By using the cloud, RCAST has secured powerful computing capabilities. In addition, the cloud environment also allows RCAST to conduct joint research with pharmaceutical companies and other organizations. Moreover, due to power consumption restrictions on campus, a supercomputer that uses a large amount of electricity would be limited in terms of scalability, but our cloud service permits RCAST to build a large-scale computing environment not subject to electricity restrictions.

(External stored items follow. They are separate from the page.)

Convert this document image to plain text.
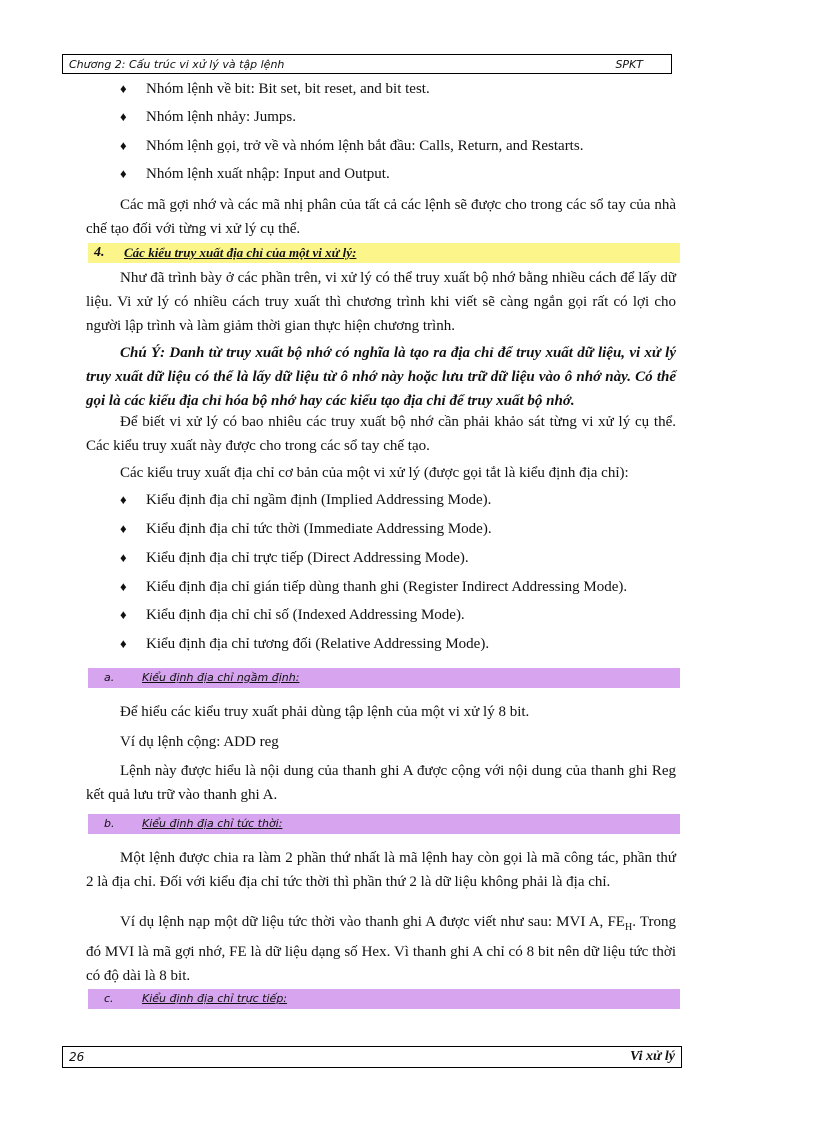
Chương 2: Cấu trúc vi xử lý và tập lệnh	SPKT
♦ Nhóm lệnh về bit: Bit set, bit reset, and bit test.
♦ Nhóm lệnh nhảy: Jumps.
♦ Nhóm lệnh gọi, trở về và nhóm lệnh bắt đầu: Calls, Return, and Restarts.
♦ Nhóm lệnh xuất nhập: Input and Output.
Các mã gợi nhớ và các mã nhị phân của tất cả các lệnh sẽ được cho trong các sổ tay của nhà chế tạo đối với từng vi xử lý cụ thể.
4. Các kiểu truy xuất địa chỉ của một vi xử lý:
Như đã trình bày ở các phần trên, vi xử lý có thể truy xuất bộ nhớ bằng nhiều cách để lấy dữ liệu. Vi xử lý có nhiều cách truy xuất thì chương trình khi viết sẽ càng ngắn gọi rất có lợi cho người lập trình và làm giảm thời gian thực hiện chương trình.
Chú Ý: Danh từ truy xuất bộ nhớ có nghĩa là tạo ra địa chỉ để truy xuất dữ liệu, vi xử lý truy xuất dữ liệu có thể là lấy dữ liệu từ ô nhớ này hoặc lưu trữ dữ liệu vào ô nhớ này. Có thể gọi là các kiểu địa chỉ hóa bộ nhớ hay các kiểu tạo địa chỉ để truy xuất bộ nhớ.
Để biết vi xử lý có bao nhiêu các truy xuất bộ nhớ cần phải khảo sát từng vi xử lý cụ thể. Các kiểu truy xuất này được cho trong các sổ tay chế tạo.
Các kiểu truy xuất địa chỉ cơ bản của một vi xử lý (được gọi tắt là kiểu định địa chỉ):
♦ Kiểu định địa chỉ ngầm định (Implied Addressing Mode).
♦ Kiểu định địa chỉ tức thời (Immediate Addressing Mode).
♦ Kiểu định địa chỉ trực tiếp (Direct Addressing Mode).
♦ Kiểu định địa chỉ gián tiếp dùng thanh ghi (Register Indirect Addressing Mode).
♦ Kiểu định địa chỉ chỉ số (Indexed Addressing Mode).
♦ Kiểu định địa chỉ tương đối (Relative Addressing Mode).
a.	Kiểu định địa chỉ ngầm định:
Để hiểu các kiểu truy xuất phải dùng tập lệnh của một vi xử lý 8 bit.
Ví dụ lệnh cộng: ADD reg
Lệnh này được hiểu là nội dung của thanh ghi A được cộng với nội dung của thanh ghi Reg kết quả lưu trữ vào thanh ghi A.
b.	Kiểu định địa chỉ tức thời:
Một lệnh được chia ra làm 2 phần thứ nhất là mã lệnh hay còn gọi là mã công tác, phần thứ 2 là địa chỉ. Đối với kiểu địa chỉ tức thời thì phần thứ 2 là dữ liệu không phải là địa chỉ.
Ví dụ lệnh nạp một dữ liệu tức thời vào thanh ghi A được viết như sau: MVI A, $FE_H$. Trong đó MVI là mã gợi nhớ, FE là dữ liệu dạng số Hex. Vì thanh ghi A chỉ có 8 bit nên dữ liệu tức thời có độ dài là 8 bit.
c.	Kiểu định địa chỉ trực tiếp:
26	Vi xử lý
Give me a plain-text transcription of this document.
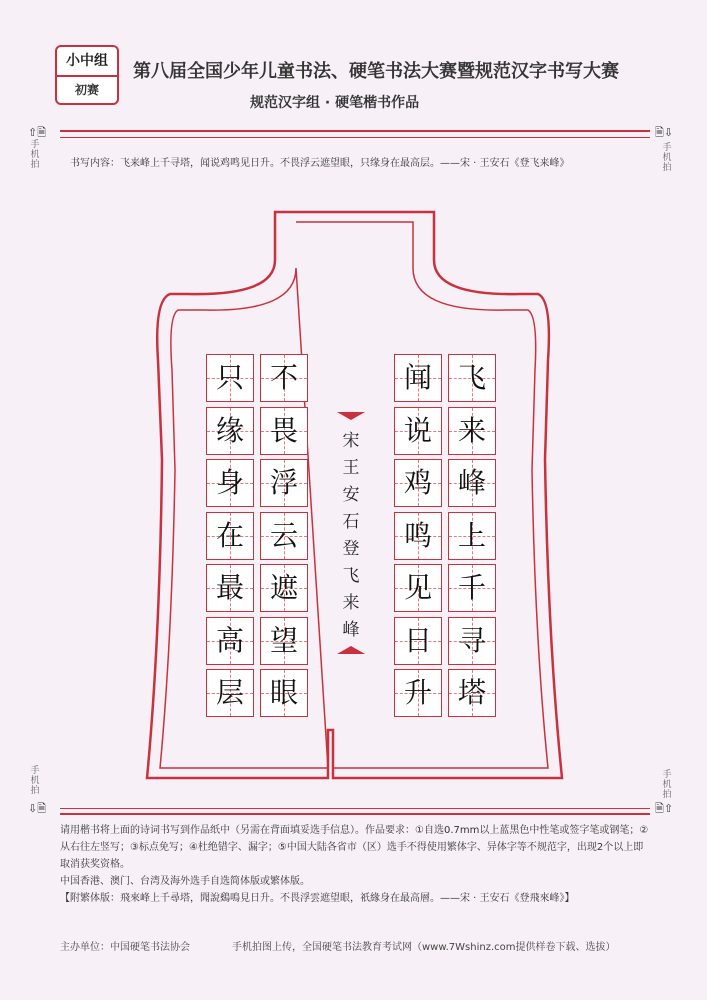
小中组
初赛
第八届全国少年儿童书法、硬笔书法大赛暨规范汉字书写大赛
规范汉字组 · 硬笔楷书作品
⇧🗎
手机拍
🗎⇩
手机拍
手机拍
⇩🗎
手机拍
🗎⇧
书写内容：飞来峰上千寻塔，闻说鸡鸣见日升。不畏浮云遮望眼，只缘身在最高层。——宋 · 王安石《登飞来峰》
飞
来
峰
上
千
寻
塔
闻
说
鸡
鸣
见
日
升
不
畏
浮
云
遮
望
眼
只
缘
身
在
最
高
层
宋
王
安
石
登
飞
来
峰

请用楷书将上面的诗词书写到作品纸中（另需在背面填妥选手信息）。作品要求：①自选0.7mm以上蓝黑色中性笔或签字笔或钢笔；②从右往左竖写；③标点免写；④杜绝错字、漏字；⑤中国大陆各省市（区）选手不得使用繁体字、异体字等不规范字，出现2个以上即取消获奖资格。

中国香港、澳门、台湾及海外选手自选简体版或繁体版。

【附繁体版：飛來峰上千尋塔，聞說鷄鳴見日升。不畏浮雲遮望眼，祇緣身在最高層。——宋 · 王安石《登飛來峰》】

主办单位：中国硬笔书法协会	手机拍图上传，全国硬笔书法教育考试网（www.7Wshinz.com提供样卷下载、选拔）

Creating highly novel candidate compounds through simulation; ex-ante prediction of effectiveness eliminates unnecessary experiments
The University of Tokyo's RCAST expects to accelerate new drug development by establishing a new simulation environment. Exhaustive searching using a high-performance computer has enabled RCAST to virtually create highly novel candidate compounds digitally, which would not have been possible from refining known compounds. Moreover, high-precision simulation of protein activities and candidate compounds in the human body now allow RCAST to predict the effectiveness of candidate compounds in advance in order to eliminate unnecessary experiments.
RCAST started full-scale use of TC Cloud for new drug development on January 1, 2014. TC Cloud will contribute to the steady, revolutionary development of highly effective anticancer drugs with few adverse effects as well as other new drugs, which were previously difficult to put into practical use with traditional experimental drug discovery techniques.